It has been a tough few years for income investors who have had to contend with ultra low rates.
Unfortunately, according to the economics team from Westpac Banking Corp (ASX: WBC), it could still be some time before rates start to improve.
What did Westpac say?
According to the latest Westpac Weekly economic report, the bank is forecasting the cash rate to stay on hold at 0.1% until at least the end of 2022.
And given how rate increases are likely to be gradual when they finally happen, it could be several more years before rates get back to previous levels.
In light of this, it looks as though dividend shares will remain the best way to generate a passive income for some time to come.
But which dividend shares should you buy? One highly rated ASX dividend shares is named below:
Telstra Corporation Ltd (ASX: TLS)
Telstra is a dividend share that a large number of brokers are rating as buys right now. They appear to believe the worst is behind the telco giant after a number of years of struggles because of the NBN rollout.
This is especially the case given the success it is having at cutting costs and simplifying its business with the T22 strategy.
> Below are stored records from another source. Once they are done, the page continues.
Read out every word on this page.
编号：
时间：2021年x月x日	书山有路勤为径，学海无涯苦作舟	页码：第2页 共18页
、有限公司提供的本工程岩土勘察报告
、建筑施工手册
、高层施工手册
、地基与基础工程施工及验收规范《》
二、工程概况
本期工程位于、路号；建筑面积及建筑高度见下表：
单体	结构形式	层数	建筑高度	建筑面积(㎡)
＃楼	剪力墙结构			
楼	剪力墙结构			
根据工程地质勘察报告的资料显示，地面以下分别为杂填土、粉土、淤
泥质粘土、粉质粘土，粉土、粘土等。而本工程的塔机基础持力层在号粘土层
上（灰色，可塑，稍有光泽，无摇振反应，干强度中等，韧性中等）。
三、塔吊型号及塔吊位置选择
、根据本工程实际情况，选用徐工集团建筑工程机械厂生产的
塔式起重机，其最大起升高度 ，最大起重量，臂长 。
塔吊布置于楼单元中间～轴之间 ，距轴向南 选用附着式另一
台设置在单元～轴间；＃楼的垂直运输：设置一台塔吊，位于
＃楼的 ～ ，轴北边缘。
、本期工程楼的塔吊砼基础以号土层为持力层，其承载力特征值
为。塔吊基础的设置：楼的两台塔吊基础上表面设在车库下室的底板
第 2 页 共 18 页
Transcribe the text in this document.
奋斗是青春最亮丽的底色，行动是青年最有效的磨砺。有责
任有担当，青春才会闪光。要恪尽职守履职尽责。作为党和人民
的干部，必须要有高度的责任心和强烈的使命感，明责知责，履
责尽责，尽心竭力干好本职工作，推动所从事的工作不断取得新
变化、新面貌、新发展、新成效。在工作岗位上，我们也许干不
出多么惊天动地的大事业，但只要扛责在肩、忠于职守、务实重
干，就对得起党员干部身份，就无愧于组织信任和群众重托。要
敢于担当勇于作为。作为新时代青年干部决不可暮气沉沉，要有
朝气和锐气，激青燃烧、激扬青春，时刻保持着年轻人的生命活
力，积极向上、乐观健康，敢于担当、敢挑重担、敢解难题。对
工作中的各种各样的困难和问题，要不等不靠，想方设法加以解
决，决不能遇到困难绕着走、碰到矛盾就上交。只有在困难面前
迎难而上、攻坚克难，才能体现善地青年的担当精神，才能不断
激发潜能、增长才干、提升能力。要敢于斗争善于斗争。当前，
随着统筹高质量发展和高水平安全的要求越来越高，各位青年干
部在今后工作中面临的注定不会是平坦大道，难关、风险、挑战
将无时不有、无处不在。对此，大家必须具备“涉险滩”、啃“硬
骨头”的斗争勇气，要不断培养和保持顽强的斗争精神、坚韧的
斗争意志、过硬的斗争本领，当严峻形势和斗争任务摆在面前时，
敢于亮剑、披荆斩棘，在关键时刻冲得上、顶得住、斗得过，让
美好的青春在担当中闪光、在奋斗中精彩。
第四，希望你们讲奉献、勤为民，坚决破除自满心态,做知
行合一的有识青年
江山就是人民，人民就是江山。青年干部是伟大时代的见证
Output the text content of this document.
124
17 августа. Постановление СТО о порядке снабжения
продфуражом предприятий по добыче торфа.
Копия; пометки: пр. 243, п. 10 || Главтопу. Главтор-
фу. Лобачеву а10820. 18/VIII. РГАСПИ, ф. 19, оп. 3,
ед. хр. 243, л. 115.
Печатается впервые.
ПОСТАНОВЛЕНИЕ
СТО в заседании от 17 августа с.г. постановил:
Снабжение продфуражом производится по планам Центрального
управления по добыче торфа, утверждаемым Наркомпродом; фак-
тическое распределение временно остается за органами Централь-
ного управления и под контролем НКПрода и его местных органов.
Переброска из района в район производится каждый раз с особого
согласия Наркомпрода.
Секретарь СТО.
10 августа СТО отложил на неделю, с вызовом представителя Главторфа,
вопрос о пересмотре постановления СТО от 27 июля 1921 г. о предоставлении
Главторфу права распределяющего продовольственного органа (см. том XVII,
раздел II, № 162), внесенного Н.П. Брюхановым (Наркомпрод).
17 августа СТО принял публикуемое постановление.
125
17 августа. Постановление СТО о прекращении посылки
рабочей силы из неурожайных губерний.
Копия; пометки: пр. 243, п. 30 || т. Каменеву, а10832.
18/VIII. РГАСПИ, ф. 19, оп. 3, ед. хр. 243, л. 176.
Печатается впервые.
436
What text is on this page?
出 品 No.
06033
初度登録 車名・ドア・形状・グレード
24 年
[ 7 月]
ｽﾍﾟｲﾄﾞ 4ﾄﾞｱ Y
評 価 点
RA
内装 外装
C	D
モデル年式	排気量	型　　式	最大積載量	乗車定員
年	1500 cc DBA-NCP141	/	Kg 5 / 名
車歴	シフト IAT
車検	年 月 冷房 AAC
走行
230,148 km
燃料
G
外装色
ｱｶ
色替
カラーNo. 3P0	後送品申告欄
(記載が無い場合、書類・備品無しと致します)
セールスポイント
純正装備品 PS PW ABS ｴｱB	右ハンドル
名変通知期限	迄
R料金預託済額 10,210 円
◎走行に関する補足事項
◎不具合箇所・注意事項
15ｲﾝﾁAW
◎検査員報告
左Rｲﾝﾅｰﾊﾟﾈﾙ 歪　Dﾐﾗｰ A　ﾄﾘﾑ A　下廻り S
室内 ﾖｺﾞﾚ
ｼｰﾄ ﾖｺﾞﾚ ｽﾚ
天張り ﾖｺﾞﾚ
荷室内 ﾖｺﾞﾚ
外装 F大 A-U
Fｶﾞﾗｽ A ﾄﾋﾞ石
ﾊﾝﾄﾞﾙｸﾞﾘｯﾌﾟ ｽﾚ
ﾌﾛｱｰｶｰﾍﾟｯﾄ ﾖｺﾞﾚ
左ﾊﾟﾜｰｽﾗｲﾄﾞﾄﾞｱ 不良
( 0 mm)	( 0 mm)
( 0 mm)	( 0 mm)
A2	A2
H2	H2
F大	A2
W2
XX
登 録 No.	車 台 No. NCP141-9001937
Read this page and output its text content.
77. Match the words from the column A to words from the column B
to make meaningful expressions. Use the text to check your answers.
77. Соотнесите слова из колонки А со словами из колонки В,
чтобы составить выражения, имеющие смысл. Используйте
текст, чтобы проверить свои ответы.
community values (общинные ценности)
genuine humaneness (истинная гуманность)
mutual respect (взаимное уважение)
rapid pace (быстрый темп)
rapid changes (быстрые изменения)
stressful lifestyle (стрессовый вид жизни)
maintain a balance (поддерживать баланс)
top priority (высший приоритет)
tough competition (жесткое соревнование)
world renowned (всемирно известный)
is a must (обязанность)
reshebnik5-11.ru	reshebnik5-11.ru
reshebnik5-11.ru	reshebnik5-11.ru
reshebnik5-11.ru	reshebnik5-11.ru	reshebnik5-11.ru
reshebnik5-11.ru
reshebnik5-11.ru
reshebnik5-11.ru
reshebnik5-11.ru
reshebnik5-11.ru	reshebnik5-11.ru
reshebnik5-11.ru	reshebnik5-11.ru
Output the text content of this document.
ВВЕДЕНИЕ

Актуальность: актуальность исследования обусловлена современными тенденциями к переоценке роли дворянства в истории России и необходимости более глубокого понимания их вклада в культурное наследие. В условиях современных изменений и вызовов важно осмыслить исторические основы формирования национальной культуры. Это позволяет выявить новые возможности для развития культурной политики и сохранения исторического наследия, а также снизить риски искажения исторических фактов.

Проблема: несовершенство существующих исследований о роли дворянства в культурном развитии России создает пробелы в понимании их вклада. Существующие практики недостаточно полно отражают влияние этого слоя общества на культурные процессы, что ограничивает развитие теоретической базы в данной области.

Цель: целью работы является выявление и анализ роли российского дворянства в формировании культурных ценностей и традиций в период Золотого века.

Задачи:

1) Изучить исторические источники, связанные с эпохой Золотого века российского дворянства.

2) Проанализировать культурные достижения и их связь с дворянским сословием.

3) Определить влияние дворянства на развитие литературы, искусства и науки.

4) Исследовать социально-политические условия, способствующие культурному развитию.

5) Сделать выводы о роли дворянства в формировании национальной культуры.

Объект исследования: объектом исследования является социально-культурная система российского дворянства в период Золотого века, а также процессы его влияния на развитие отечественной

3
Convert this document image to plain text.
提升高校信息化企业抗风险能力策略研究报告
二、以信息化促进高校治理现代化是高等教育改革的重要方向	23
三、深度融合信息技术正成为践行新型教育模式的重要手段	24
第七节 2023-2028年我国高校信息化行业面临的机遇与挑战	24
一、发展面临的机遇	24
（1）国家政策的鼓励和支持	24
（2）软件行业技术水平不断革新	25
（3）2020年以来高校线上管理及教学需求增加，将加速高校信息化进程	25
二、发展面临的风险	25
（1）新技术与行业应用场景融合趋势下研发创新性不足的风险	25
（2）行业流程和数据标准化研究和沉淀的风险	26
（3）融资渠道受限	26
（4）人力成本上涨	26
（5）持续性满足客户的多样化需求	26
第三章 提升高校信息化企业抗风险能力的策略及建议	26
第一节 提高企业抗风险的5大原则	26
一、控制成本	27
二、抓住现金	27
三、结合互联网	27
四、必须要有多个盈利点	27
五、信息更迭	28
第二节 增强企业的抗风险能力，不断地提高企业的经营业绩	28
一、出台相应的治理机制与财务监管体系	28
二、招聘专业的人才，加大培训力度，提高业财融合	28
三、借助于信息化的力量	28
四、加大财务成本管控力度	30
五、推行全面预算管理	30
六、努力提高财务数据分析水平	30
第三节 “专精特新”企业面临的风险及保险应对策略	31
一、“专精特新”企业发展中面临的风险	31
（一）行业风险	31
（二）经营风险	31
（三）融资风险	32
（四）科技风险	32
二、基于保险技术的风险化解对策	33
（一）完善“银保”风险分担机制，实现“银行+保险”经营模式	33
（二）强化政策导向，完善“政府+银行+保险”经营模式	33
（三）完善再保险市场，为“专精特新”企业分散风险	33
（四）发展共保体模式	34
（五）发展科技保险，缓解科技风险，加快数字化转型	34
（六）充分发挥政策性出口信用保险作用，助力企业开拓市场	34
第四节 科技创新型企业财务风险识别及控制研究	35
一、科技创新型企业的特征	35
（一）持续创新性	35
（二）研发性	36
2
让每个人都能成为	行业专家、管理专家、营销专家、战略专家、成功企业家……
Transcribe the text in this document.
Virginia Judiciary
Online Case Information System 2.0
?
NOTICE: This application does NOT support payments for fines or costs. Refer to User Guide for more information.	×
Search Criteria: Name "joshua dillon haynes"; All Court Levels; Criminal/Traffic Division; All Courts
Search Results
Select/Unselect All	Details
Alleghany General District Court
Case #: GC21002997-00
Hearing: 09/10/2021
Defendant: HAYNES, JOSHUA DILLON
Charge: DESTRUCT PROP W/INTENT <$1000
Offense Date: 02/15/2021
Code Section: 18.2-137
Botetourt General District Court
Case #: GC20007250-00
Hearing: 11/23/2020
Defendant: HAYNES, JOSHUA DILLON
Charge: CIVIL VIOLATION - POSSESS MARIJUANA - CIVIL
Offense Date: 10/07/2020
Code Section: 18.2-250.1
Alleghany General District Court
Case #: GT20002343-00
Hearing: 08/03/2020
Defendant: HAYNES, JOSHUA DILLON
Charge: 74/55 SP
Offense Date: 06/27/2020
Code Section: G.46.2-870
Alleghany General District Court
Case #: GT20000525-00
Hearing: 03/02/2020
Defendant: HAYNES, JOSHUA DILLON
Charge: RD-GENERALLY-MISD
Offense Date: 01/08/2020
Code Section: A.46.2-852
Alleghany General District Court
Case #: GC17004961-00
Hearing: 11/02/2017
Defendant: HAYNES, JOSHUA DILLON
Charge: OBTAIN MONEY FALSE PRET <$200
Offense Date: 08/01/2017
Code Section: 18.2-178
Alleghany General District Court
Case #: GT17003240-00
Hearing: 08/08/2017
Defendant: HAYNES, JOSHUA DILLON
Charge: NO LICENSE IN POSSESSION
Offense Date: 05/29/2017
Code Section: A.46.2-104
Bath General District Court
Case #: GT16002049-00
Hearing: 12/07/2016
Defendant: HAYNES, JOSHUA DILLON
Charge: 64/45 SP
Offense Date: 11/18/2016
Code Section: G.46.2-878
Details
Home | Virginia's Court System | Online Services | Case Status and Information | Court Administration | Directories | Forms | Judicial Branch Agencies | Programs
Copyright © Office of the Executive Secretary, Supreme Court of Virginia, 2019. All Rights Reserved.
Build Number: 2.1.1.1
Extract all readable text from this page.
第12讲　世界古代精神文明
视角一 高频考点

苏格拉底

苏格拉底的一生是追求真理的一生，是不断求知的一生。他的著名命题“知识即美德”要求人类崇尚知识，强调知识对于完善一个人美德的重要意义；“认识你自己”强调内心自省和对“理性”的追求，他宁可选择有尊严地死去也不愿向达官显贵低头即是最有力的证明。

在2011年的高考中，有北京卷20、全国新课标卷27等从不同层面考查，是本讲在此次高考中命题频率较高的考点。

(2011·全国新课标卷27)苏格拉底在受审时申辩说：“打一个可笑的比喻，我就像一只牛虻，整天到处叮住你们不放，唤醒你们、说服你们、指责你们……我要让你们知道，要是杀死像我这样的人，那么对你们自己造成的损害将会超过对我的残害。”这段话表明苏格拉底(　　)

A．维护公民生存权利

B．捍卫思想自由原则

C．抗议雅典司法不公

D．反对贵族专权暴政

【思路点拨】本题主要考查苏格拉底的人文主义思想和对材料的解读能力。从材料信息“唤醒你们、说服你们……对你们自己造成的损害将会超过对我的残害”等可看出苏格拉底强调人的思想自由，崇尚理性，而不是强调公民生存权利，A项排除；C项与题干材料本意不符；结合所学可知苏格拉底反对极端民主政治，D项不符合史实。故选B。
Furthermore, the arrival of 5G internet, the easing of the NBN headwind, and the company's proposal to split into three separate entities are being seen as big positives for Telstra's prospects.
Goldman Sachs is a big fan of the company and recently reiterated its buy rating and $3.60 price target on its shares.
It has also reaffirmed its forecast for a 16 cents per share fully franked dividend in FY 2021 and beyond. Based on the current Telstra share price of $3.02, this would provide investors with a generous fully franked 5.3% dividend yield.